The following is the result of union committees in local government election held on 5 December 2015.

Karachi Local Government Election for Union committees, 2015
| # | Parties | KMC | Malir | East | West | Central | South | Korangi | Percentage |  |
| 1 | Muttahida Qaumi Movement | 135 | 1 | 20 | 21 | 50 | 10 | 33 | 64.5% |  |
| 2 | Pakistan Peoples Party | 24 | 5 | 4 | 4 | 1 | 10 | - | 11.5% |  |
| 3 | Pakistan Muslim League (N) | 19 | 4 | 1 | 9 | - | 4 | 1 | 9.2% |  |
| 4 | Pakistan Tehreek-e-Insaf | 10 | - | 2 | 4 | - | 2 | 2 | 4.8% |  |
| 5 | Jamaat-e-Islami Pakistan | 7 | 1 | 2 | 3 | - | 1 | - | 3.5% |  |
| 6 | Jamiat Ulema-e-Islam (F) | 1 | 1 | - | - | - | - | - | 0.5% |  |
| 7 | Awami National Party | 1 | - | - | 1 | - | - | - | 0.5% |  |
| 8 | Jamiat Ulema-e-Islam | 1 | - | - | 1 | - | - | - | 0.5% |  |
| 9 | Independents | 11 | 1 | 2 | 3 | - | 4 | 1 | 5.2% |  |
| Total |  | 209 | 13 | 31 | 46 | 51 | 31 | 37 | 100% |  |
| Polled votes |  | 2,517,265 |  |  |  |  |  |  | 36% |  |
| Total votes |  | 6,972,454 |  |  |  |  |  |  | 100% |  |

There was a total of 99 seats reserved in four different categories for the union committees and all 308 members of the union committee select the mayor and deputy mayor of Karachi. The mayoral election was held on 24 August 2016. Waseem Akhtar was elected as the city's mayor by securing 196 out of 294 (305 total) votes in his favor. The Pakistan Peoples Party candidate secured second position with 98 votes.

The Pakistan Peoples Party won the majority of the seats in union councils.

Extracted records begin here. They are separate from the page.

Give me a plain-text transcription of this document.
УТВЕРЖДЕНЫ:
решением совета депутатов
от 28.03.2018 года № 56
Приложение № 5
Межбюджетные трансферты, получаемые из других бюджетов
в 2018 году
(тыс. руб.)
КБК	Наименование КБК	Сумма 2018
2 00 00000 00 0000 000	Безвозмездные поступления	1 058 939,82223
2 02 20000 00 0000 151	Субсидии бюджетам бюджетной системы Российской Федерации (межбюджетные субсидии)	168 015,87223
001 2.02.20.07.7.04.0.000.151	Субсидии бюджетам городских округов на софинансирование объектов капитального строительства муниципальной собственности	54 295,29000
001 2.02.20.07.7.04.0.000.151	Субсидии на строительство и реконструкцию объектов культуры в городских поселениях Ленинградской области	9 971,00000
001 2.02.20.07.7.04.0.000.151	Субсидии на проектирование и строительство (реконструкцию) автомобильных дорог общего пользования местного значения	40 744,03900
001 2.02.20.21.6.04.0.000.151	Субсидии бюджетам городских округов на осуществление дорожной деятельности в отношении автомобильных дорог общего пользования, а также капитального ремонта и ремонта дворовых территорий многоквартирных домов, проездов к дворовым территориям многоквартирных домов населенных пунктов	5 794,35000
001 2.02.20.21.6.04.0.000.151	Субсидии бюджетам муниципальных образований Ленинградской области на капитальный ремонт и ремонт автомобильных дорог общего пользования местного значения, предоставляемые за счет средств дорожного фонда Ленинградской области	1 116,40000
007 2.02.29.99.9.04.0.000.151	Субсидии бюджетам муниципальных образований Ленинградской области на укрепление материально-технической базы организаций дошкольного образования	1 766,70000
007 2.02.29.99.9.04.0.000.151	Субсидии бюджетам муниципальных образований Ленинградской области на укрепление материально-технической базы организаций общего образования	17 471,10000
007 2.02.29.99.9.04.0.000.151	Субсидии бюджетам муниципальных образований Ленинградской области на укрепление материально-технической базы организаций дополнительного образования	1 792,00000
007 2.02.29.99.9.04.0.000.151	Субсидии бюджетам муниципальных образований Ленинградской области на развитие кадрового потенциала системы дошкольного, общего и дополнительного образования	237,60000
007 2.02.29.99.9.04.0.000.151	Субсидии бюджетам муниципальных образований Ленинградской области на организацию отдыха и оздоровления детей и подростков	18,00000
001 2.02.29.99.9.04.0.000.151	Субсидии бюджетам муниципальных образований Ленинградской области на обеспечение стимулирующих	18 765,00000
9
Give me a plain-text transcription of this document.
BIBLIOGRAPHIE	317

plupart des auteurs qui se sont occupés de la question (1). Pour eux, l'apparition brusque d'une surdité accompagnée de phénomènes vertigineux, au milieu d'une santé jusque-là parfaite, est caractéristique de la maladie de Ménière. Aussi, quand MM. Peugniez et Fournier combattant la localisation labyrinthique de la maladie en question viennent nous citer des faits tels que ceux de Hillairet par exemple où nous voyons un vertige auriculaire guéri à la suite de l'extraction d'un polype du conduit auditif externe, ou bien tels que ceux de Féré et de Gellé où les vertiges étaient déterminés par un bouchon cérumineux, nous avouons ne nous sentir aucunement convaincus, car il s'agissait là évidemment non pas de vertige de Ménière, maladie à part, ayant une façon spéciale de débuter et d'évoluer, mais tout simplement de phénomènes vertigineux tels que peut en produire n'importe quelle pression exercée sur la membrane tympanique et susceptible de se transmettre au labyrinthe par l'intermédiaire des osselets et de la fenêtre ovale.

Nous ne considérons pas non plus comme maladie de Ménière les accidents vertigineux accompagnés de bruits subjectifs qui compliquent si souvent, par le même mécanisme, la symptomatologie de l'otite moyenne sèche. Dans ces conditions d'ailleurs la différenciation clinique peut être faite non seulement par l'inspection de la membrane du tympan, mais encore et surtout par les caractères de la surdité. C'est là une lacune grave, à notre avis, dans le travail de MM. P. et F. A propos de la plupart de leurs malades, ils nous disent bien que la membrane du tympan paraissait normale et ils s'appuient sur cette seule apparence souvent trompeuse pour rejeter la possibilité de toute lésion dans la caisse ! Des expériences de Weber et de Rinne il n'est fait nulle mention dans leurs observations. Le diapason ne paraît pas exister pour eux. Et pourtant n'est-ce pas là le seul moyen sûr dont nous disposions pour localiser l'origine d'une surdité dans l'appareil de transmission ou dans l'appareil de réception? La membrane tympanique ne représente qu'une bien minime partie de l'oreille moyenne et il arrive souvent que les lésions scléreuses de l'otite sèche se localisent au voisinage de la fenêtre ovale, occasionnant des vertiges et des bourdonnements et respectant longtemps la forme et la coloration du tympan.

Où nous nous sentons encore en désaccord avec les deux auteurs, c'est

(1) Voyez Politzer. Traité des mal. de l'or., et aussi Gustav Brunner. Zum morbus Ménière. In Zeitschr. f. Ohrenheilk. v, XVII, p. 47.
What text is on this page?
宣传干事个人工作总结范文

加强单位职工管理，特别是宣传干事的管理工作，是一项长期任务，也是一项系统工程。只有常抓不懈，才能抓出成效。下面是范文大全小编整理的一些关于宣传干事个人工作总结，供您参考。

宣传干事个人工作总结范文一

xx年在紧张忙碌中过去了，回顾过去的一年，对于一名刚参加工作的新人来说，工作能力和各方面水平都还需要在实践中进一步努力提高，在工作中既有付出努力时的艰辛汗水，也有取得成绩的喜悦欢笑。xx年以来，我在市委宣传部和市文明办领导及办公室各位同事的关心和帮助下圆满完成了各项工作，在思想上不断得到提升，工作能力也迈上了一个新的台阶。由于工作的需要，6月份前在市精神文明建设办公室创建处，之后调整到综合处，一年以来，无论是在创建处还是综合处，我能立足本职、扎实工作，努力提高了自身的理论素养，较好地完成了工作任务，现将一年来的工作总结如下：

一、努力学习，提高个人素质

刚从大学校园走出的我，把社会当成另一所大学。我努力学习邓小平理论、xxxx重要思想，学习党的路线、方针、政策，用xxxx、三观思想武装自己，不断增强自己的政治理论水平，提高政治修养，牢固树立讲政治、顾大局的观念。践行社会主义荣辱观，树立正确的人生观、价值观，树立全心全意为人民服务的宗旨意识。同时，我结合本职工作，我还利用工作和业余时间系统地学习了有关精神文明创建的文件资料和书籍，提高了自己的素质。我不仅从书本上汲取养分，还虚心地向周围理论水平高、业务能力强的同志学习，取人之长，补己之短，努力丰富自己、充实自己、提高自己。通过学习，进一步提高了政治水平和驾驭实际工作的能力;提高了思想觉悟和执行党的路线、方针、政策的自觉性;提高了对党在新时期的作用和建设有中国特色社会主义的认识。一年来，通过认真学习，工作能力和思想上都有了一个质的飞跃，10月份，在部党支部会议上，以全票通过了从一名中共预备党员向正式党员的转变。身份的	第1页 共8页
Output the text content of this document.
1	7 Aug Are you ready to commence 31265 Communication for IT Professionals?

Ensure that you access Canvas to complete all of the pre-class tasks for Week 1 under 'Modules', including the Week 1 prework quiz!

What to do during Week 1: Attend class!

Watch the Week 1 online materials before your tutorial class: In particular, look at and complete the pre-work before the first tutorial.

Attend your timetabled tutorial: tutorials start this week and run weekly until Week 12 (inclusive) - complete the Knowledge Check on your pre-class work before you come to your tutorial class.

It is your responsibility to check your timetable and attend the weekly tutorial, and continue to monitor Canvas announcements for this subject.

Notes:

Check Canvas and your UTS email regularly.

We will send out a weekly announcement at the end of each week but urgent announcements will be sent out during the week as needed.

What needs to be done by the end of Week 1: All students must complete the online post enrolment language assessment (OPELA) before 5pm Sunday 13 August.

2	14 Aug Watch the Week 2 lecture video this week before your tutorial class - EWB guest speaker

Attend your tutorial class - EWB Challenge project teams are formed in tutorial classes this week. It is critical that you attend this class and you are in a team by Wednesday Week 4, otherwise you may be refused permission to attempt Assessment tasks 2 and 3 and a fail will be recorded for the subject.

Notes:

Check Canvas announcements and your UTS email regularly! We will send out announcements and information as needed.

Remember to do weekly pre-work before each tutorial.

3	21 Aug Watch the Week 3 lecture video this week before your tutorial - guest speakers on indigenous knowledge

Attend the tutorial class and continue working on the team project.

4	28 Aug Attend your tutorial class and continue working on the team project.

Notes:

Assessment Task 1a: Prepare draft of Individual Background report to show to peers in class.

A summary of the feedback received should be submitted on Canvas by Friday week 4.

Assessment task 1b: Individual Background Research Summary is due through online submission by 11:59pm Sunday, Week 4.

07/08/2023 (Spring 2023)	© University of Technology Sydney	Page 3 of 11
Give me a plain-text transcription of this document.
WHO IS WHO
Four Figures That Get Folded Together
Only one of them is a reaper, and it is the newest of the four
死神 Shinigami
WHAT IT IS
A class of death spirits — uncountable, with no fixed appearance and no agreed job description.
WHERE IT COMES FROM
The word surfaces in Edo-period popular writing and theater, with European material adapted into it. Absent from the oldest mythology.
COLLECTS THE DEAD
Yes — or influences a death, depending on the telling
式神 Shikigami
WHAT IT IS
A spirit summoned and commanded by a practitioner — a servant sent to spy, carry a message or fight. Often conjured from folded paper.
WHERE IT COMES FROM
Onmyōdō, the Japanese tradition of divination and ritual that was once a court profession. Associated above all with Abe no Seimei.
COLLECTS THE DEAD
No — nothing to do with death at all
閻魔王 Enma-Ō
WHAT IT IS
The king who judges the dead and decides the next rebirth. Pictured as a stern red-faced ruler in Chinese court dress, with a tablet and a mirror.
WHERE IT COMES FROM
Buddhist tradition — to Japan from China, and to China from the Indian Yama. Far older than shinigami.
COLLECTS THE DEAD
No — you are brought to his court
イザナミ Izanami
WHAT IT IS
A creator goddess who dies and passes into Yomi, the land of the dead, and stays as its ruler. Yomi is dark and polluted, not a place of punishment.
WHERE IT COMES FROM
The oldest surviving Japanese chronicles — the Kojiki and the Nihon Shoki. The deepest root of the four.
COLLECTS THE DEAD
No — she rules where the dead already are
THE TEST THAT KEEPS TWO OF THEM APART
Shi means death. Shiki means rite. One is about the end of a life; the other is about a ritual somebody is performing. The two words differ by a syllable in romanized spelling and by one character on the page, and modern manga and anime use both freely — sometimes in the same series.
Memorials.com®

The following is the result of Karachi union councils in the local government election held on 5 December 2015.

Karachi Local Government Union council Election, 2015
| # | Parties | Total | Malir | West | Percentage |  |
| 1 | Muttahida Qaumi Movement | 0 | - | - | 0% |  |
| 2 | Pakistan Peoples Party | 19 | 16 | 3 | 50% |  |
| 3 | Pakistan Muslim League (N) | 1 | 1 | - | 2.63% |  |
| 4 | Pakistan Tehreek-e-Insaf | 0 | - | - | 0% |  |
| 5 | Jamaat-e-Islami Pakistan | 0 | - | - | 0% |  |
| 6 | Jamiat Ulema-e-Islam (F) | 1 | 1 | - | 2.63% |  |
| 7 | Awami National Party | 0 | - | - | 0% |  |
| 8 | Pak Mus Alliance | 1 | 1 | - | 2.63% |  |
| 9 | Independents | 16 | 13 | 3 | 42.1% |  |
| Total |  | 38 | 32 | 4 | 100% |  |

The election for the chairman of the District Council was held on 24 August 2016. In the district council elections, Abdullah Murad Baloch from the Pakistan Peoples Party received 35 votes out of 56 (57 total) and was elected as the District Council chairman.